It’s been a wonderful relationship over the years – The Questers and the historic Bingham-Waggoner Estate, constructed in 1852 along the 1846 alignment of the Santa Fe Trail.
Nearly everyone in Eastern Jackson County is familiar with the three-story Independence home at 313 W. Pacific Ave. Famed Civil War painter George Caleb Bingham once lived there, as did the Waggoner family from 1879 to 1976.
As for The Questers, many folks in these parts aren’t familiar with this international preservation and restoration organization with its more than 900 chapters and some 15,000 members in the United States and Canada.
Take Shireen McLaughlin, Bingham-Waggoner site director.
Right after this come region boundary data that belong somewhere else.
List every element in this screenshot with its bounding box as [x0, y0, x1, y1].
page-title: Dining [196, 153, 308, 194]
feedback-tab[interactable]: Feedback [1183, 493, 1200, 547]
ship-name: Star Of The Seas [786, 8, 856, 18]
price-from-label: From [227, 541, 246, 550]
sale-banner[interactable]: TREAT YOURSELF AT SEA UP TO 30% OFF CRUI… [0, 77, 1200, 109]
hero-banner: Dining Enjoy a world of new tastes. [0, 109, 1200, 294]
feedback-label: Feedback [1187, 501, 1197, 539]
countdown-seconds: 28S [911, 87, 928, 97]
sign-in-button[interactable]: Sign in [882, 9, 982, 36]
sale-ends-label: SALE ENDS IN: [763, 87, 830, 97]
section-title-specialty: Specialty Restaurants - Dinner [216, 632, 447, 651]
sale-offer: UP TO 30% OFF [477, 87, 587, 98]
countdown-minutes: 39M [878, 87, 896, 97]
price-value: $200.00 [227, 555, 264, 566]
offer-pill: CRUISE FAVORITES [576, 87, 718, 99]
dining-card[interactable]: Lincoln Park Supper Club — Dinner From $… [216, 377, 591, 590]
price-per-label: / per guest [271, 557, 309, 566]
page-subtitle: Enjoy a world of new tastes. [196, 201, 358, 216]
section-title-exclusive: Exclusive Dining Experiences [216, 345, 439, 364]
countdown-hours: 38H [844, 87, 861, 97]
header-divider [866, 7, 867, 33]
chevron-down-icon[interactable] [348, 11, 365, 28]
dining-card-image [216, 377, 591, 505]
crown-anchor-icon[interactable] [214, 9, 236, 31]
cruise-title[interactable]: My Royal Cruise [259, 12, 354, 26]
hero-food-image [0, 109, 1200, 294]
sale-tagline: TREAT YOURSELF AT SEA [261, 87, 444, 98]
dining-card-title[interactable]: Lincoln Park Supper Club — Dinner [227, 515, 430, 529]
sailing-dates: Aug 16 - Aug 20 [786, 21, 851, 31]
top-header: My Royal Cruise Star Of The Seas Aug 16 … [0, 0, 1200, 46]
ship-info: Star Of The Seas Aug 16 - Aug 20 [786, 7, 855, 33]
She is an example of someone who was not familiar with The Questers.
“When I came to the Bingham-Waggoner Estate a short time ago I didn’t even know what a Quester was,” she says in an e-mail. “Since then I have come across the name many times when I ask how (Bingham-Waggoner) acquired a fine piece of furniture or had one reupholstered or restored to its original luster.”
Continuing, Shireen writes: “It would have been difficult if not impossible financially for us to do any of these things on our own. ... They are a fine assortment of women from many walks of life who came together to do something great ... and they succeeded.”
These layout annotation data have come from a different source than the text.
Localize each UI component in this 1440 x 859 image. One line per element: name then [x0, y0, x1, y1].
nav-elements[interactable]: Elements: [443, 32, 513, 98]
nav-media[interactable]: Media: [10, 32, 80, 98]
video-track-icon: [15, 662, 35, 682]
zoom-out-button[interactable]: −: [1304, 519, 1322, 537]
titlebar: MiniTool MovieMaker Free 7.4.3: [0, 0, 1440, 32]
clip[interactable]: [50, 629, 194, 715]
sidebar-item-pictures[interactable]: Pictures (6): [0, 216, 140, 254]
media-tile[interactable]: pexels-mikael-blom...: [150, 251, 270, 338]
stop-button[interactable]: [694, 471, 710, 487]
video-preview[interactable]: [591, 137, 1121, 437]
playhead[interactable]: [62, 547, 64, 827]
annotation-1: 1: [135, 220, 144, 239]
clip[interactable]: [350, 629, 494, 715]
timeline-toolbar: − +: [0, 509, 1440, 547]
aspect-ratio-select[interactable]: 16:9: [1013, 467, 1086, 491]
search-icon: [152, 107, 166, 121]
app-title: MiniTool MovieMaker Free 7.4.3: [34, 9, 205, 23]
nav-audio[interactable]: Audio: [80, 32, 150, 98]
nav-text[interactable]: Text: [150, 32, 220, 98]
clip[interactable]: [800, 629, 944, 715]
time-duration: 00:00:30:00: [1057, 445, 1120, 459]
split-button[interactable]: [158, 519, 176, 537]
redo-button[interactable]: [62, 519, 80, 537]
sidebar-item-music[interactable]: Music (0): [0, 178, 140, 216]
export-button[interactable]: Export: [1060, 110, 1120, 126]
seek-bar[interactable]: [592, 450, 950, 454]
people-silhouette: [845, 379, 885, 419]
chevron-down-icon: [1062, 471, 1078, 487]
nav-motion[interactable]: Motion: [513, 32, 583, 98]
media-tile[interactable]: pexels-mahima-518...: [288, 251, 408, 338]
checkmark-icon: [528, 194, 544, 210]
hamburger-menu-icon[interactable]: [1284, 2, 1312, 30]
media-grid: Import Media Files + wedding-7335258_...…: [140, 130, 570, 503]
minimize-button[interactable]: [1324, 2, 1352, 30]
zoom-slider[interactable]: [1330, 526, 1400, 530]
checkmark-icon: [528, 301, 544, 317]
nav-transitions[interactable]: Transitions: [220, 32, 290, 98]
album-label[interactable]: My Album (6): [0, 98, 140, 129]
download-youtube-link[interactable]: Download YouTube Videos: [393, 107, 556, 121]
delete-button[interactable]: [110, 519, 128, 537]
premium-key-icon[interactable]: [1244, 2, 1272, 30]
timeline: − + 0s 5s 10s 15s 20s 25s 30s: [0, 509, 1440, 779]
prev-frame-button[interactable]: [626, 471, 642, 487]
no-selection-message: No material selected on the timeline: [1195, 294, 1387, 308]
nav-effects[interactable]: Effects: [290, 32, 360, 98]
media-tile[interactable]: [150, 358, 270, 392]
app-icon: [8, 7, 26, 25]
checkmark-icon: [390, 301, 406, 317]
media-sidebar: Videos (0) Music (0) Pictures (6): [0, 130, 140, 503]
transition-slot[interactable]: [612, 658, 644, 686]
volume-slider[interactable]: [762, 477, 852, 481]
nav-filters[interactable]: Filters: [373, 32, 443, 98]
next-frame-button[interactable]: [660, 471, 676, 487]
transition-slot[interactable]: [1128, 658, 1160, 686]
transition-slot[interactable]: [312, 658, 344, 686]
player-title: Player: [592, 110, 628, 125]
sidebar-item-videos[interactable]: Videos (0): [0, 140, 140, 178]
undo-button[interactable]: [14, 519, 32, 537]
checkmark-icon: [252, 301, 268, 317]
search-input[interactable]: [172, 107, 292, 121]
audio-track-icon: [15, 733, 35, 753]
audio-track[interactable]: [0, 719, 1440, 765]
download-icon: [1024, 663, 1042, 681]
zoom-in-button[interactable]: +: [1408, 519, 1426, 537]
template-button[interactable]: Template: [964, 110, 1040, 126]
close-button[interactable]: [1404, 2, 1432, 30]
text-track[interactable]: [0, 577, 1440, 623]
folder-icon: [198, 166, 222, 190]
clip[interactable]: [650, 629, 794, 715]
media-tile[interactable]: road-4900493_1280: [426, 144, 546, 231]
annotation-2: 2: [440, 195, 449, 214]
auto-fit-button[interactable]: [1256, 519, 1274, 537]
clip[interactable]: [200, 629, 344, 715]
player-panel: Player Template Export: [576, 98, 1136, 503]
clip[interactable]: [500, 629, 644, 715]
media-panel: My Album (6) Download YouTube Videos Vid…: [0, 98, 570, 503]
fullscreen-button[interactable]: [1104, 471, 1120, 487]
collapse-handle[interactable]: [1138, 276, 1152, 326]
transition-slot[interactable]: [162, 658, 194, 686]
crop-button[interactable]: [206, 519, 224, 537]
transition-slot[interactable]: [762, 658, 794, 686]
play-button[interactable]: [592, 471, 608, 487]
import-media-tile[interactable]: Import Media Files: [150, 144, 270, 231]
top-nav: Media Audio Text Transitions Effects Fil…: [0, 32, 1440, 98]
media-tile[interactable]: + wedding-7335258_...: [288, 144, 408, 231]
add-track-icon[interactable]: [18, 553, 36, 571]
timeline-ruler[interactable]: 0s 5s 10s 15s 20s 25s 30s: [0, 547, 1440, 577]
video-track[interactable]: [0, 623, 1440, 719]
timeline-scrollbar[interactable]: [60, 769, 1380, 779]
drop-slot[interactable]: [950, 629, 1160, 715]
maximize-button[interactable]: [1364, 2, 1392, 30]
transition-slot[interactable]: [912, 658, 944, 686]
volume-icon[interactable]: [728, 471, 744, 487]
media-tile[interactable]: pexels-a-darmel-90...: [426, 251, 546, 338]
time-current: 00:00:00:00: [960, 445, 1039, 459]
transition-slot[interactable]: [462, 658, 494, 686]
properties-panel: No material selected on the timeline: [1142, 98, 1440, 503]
Founded in 1944 for the purpose of stimulating the appreciation of antiques through study and encouraging the preservation of historical landmarks, The Questers first appeared on the local scene in October 1984. They organized the Truman Towners chapter and adopted the magnificent Victorian home – with its wrap-around porch – as a permanent project.
Now celebrating 25 years of restoration and preservation at the city-owned Bingham-Waggoner home, the Truman Towners are looking forward to another 25 years of working hand-in-hand with the Bingham-Waggoner Historical Society, which operates, pays the bills, and takes care of the Bingham-Waggoner.
“Working together for 25 years has given both the Bingham-Waggoner and The Questers a sense of fulfillment, and it is hoped this will continue for years to come,” says Madelyn Connelly, who had never heard of The Questers either before visiting her sister in-law in St. Louis in the early 1980s.
When the sister-in-law invited Madelyn to attend a Questers meeting with her, she did out of curiosity. The meeting sparked her interest and she returned home with the intent of starting a chapter in her hometown.
“About a year later, I got busy and I did it,” she recalls, noting eight women attended the initial meeting, adopted a name and decided to throw all their support behind preservation and restoration work at the Bingham-Waggoner.